Jack did also say this in the article: http://www.ukclimbing.com/articles/page.php?id=1987
"For those who haven't seen the Dragon Cams, they are a twin axle design, very similar in style to the classic Black Diamond (BD) Camalots, but with the added extras that we have come to expect from DMM; weight saving from some very stylishly hot-forged cam lobes and the popular doubled sling. DMM have also kept their camming angle of 13.75° which DMM believe "offers the best combination of holding power and expansion range". With the BD patent expired on the twin axle design, it will be interesting to see if any other manufacturers will produce twin axle cams too."

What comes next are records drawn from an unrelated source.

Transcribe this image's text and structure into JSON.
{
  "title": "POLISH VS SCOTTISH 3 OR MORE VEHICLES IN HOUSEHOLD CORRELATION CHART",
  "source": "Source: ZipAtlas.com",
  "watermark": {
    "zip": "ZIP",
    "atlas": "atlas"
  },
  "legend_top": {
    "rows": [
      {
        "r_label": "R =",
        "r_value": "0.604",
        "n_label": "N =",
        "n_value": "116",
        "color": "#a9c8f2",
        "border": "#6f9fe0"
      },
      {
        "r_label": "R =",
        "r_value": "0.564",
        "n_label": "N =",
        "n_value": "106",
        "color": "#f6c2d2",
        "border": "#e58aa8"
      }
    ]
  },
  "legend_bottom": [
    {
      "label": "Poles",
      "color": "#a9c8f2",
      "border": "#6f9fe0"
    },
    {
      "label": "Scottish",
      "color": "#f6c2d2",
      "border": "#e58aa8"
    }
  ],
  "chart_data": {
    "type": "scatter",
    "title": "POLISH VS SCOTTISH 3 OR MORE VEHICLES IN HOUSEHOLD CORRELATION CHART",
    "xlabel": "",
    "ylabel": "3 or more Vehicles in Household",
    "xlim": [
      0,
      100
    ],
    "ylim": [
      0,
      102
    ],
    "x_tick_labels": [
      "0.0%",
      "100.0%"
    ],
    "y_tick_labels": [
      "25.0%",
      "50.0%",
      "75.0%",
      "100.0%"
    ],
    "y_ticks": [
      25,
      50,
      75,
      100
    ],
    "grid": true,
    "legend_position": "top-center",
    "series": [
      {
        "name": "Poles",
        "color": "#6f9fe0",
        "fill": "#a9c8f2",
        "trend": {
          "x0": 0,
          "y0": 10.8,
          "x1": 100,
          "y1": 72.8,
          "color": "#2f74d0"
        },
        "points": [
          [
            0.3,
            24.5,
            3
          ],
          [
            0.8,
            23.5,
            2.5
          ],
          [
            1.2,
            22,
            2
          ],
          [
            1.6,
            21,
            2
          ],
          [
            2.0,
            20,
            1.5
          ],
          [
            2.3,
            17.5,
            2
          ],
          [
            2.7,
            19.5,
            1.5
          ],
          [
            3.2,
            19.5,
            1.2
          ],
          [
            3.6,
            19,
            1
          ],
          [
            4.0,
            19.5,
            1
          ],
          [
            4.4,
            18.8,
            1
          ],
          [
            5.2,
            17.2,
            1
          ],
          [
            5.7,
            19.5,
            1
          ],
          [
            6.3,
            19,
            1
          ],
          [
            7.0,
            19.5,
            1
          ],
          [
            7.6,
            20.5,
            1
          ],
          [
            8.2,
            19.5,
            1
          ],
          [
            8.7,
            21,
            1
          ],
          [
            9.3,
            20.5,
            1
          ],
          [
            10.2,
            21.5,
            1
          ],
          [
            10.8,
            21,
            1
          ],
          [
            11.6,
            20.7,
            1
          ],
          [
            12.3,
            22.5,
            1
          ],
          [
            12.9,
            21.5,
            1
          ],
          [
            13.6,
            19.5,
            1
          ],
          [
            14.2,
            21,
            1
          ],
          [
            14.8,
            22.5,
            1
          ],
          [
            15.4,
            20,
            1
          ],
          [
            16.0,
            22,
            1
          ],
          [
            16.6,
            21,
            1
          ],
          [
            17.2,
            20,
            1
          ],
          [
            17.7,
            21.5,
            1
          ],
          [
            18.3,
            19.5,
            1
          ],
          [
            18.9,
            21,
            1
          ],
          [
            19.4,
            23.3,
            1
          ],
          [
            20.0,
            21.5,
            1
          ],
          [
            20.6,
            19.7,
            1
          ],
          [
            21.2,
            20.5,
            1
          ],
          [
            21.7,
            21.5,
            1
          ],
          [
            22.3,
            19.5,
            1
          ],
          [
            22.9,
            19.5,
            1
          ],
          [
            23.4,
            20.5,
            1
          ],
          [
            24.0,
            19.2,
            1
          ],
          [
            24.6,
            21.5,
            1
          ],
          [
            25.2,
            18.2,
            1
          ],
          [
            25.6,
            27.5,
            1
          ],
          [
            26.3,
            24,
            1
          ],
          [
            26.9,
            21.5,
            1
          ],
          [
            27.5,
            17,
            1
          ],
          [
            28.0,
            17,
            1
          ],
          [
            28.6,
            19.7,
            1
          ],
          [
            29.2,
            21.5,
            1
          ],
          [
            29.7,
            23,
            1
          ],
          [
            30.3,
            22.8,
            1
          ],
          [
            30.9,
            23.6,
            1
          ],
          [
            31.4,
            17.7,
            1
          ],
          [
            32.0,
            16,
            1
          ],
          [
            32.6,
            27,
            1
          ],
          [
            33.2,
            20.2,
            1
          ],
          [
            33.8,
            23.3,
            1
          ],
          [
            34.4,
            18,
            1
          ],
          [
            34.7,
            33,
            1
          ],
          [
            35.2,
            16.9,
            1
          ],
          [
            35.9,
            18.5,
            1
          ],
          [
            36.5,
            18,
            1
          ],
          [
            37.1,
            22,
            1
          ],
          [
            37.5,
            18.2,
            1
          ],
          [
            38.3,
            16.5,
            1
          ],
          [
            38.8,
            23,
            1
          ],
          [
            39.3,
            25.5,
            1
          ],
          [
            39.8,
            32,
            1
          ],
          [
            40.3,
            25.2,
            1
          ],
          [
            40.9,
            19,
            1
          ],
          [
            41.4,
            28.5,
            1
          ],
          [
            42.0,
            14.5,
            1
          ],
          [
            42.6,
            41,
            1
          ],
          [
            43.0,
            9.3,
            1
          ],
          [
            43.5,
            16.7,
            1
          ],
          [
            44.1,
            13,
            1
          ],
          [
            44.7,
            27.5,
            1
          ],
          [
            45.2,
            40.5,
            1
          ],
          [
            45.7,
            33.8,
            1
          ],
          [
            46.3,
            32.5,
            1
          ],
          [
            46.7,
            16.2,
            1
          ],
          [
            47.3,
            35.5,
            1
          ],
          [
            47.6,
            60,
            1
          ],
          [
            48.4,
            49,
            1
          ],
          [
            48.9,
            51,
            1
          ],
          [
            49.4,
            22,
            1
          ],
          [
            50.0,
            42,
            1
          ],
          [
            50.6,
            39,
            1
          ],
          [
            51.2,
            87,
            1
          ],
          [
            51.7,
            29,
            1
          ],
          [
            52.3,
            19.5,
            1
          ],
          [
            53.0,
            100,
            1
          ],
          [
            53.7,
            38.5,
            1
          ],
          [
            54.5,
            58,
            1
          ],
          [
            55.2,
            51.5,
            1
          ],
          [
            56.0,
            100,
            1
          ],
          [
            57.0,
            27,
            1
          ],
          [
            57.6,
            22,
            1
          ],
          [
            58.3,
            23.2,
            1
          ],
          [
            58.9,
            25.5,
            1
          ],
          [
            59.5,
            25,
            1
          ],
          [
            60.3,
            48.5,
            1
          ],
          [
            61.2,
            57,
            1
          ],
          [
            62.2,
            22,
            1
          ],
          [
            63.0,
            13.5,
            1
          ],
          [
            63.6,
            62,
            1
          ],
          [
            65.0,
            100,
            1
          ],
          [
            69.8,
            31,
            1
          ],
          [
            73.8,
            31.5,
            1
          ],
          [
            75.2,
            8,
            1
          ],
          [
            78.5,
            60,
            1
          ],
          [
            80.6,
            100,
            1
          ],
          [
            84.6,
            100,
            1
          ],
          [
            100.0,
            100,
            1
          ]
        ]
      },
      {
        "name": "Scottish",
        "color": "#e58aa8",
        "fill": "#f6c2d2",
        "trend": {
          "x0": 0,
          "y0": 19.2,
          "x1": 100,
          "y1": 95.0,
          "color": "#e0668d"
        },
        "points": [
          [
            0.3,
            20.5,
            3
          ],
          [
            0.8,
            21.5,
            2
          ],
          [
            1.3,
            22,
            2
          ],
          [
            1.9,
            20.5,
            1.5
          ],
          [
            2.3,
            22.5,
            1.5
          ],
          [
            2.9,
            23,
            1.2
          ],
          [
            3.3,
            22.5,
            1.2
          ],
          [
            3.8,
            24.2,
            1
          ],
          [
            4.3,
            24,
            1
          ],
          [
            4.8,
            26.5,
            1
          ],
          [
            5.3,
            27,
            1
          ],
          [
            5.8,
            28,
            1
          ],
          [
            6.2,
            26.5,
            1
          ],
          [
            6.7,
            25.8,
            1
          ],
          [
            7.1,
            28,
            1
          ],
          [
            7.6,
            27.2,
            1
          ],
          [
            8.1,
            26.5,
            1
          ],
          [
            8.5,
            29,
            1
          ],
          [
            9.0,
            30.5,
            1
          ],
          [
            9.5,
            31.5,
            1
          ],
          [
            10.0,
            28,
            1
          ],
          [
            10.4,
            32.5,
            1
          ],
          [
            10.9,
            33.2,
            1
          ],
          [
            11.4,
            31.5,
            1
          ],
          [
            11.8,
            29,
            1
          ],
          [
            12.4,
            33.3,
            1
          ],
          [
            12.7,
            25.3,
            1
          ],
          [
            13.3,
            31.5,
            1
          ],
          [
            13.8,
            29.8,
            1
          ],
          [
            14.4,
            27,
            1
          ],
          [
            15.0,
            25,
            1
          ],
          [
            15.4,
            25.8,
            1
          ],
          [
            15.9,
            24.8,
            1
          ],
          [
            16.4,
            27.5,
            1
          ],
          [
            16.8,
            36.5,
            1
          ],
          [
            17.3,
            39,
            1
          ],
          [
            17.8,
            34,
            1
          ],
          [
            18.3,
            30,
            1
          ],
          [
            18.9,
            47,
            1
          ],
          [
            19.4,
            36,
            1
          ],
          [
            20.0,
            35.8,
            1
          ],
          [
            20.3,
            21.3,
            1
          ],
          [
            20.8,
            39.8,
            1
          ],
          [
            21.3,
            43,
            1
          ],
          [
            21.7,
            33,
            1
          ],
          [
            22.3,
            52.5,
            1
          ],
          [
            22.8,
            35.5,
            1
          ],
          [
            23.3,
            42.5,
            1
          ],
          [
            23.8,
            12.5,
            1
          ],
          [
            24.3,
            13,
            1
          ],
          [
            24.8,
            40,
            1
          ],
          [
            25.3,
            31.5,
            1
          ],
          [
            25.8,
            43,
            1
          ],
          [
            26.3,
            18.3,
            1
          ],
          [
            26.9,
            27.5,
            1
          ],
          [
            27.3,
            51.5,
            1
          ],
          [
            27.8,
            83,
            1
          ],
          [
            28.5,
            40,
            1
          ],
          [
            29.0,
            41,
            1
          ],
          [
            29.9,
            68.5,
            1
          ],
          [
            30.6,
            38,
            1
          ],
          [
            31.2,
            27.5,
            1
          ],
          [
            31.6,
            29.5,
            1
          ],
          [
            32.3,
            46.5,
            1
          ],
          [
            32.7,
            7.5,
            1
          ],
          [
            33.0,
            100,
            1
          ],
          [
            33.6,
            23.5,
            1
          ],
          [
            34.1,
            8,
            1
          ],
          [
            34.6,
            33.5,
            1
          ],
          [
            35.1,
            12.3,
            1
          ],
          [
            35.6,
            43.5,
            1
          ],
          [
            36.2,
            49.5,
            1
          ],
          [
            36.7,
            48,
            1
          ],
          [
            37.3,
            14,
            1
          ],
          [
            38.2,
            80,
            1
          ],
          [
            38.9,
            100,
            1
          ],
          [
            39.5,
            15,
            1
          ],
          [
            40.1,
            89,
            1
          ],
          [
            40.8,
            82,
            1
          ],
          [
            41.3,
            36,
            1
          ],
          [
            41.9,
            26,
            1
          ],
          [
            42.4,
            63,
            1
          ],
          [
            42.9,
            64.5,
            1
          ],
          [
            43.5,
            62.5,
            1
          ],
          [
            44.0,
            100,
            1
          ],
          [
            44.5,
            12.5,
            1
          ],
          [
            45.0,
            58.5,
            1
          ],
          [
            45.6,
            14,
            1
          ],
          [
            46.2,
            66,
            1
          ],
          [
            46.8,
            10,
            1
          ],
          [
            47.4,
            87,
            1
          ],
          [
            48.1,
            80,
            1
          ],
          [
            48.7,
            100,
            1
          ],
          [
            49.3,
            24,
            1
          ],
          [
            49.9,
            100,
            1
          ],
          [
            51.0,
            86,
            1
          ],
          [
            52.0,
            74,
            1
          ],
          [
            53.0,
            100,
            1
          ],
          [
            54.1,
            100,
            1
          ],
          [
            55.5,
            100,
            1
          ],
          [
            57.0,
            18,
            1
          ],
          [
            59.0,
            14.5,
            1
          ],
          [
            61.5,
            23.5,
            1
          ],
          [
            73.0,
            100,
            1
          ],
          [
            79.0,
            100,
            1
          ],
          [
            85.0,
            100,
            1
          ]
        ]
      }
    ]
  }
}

But as I said earlier: we are interviewing (video) Fred Hall, DMM design guru about these new cams.
He will spill the beans.
Yep, I know all that, but also remember reading this (from http://www.alpineexposures.com/pages/black-diamond-c4-camalot-review ):
'What’s so interesting about this design is that for years cam manufacturers had been obsessing over the cam angle and whether there was a ‘magic’ cam angle. This system rather knocks this whole obsession out of the window by allowing them to increase the range by making use of another variable- the dual axle system. For those interested in the cam angle though this is what BD had to say: The cam angle we use is in the middle of what we have measured on our competitors cams (as low as 12.5 degrees and as high as 21 degrees). Camalots are at 14.5 degrees. There is no single magic number for cam angle; the proof the long-term use. Camalots have been on the market for over 20 years and are holding falls in all kinds of rock all over the world. I think the cam angle argument is officially dead.'
So I'm not knocking the Dragons (I might well be going for them if I was starting afresh), but there's something about IainWhitehouse's post that seems to imply that Camalots are actively unattractive! ;-)
Not at all. I said that the Dragons are more attractive. Camalots are as they have always been. Attractive was perhaps a misleading term but i was trying to avoid using the word 'better', since i appreciate gear choice is subjective.
As to why they are more attrative: They will be lighter, have stronger cam springs, a smaller camming angle and an extendable sling. All of which are improvements in my view. They are also likely to come to market cheaper, at least in the UK.
Also, you showed the two new jackets from patagonia, what are their specs BTW?
The M10 jacket from Patagonia is a lightweight (330grams ish) 3 layer hardshell in a stretch outer fabric and uses Patagonia's own H2N0 storm membrane. It is a shorter cut being aimed at climbers and mountaineers.
The Guide Jacket is a Softshell piece, not lined and no hood, but great as a general outer layer when conditions aren't too bad.
I'll get a definite date on the Fusions from BD and get back to yo on that one.
Hope that helps
Just waiting for an exact date and a press release from BD Europe and I'll get the info on this forum thread asap.
These are expected for a spring 2010 launch, (possibly earlier.) RRPs were around the £6 mark per biner and £13 to £15 per quickdraw.
Is the Freinio a new UK release or a redesign? Looks exactly the same as the one I picked up on a rainy day in Chamonix a couple of years ago.
Yes this has been around for a couple of years.
Not that well known amongst UK climbers though. Last time I spoke to the guys from Petzl in the UK they were quite keen to give it more exposure.
Basically aimed at increasing the friction when lowering on devices such as Gri-Gri combined with skinny ropes.
A Gri-Gri for thinner ropes? No concrete plan as yet.
Alternative uses are attaching the prussik cord while abseiling, hang gloves/camera/rucksack while belaying and rigging a pulley system (without pulleys...)
> Kevin Avery
> Bear Editor
you edit bears too? wow.
Not sure if Petzl had one for canyoning, but you are right as the origins of the concept. Plenty of extra-friction weird designs out there for the purpose.
Nice write up guys.
The Fusion Axes are available from December 2009.